I know some parents of kids with autism that take their kid from this therapy to that therapy, and sometimes therapy can be an all day thing - almost a way of life. We don't do that, but I'm not condemning the parents who do. You gotta do what you think is best for your child.
Me and my wife don't want Braden in therapy all the time. We want him to be able to spend time with us as a family. We see a lot of value in that. We know him well. We are his first and closest therapists... but we prefer to be called Mom and Dad. And we want him to be free to be a kid like every other kid out there.
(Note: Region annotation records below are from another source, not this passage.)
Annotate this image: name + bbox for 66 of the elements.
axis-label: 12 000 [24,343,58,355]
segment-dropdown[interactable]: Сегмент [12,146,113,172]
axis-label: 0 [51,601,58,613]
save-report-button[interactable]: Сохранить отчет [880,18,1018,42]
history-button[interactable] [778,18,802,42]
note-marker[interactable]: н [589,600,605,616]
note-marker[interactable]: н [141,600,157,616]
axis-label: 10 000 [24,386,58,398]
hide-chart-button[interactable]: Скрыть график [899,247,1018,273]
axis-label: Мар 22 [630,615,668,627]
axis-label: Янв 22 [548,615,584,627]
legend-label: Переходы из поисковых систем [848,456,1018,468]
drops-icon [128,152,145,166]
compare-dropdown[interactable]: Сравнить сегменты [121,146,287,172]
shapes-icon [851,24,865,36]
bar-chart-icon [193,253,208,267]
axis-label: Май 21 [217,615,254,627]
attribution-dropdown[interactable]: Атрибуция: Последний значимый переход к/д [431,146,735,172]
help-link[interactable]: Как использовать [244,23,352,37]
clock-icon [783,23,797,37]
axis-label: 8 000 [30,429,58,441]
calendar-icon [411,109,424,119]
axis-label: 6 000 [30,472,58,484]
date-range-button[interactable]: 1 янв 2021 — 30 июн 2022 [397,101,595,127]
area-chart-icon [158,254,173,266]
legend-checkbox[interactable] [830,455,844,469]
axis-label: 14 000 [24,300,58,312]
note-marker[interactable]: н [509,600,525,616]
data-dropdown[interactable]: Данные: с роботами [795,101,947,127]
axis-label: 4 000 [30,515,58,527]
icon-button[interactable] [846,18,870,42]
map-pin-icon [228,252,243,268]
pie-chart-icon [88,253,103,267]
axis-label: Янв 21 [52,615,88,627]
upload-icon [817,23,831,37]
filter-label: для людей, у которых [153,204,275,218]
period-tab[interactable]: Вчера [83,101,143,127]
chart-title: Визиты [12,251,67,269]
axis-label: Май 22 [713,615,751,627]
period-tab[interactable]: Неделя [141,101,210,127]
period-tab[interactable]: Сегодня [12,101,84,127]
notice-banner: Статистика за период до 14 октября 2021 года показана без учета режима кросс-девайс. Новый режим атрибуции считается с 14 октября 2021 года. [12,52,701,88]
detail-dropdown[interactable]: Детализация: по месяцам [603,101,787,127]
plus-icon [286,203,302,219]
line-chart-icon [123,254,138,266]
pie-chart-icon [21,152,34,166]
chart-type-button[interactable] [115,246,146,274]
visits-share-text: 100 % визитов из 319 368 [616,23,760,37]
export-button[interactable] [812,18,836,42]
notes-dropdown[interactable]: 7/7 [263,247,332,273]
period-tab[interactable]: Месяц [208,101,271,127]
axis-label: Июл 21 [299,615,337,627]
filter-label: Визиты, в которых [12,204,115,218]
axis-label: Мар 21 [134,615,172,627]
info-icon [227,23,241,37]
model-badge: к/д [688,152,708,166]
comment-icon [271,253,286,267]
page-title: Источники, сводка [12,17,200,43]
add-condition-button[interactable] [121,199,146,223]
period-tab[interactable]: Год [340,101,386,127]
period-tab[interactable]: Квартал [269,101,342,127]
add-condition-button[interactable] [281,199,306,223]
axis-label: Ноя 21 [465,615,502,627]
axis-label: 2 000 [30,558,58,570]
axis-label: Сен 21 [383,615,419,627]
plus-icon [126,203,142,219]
Is the school failing your kid? Maybe your answer is yes. Isn't there a point when we need to reevaluate the expectations we have for our kids and for the schools? We have to keep our expectations high and continue to strive. But we also have to be realistic. And realistically, we have some incredible kids!
4 comments
I am in the the process of working with the school on my son's IEP. I am also teacher, which probably causes the administration to be on guard. I was taught during my Bachelor of Education degree (Canada), that an IEP should be a living, breathing, document, that can be adapted and changed at any time, when required. I have a little guy, born, 2007, that is in JK. I just received his IEP, Feb. 2012 - he started JK in Sept. 2011. I am ok with that because we all agreed that we should see where he is at before we rush into an IEP.
I am already prepared to adjust his IEP. I want him to be paired with other students on a rotating basis to develop his social skills. I don't want other students to feel they are "stuck " with him, hence, the rotation, but, he needs to be able to have a buddy, because he doesn't talk very much. My little guy doesn't have siblings his own age so I feel this is important.
Ultimately, I agree with you on so many levels, the schools can't do it all - but, bit by bit, we can add to our children's IEP's, as we feel the need, to further their progress.
I look forward to your future postings, they help me breathe, as I deal with each day as a parent with an ASD child.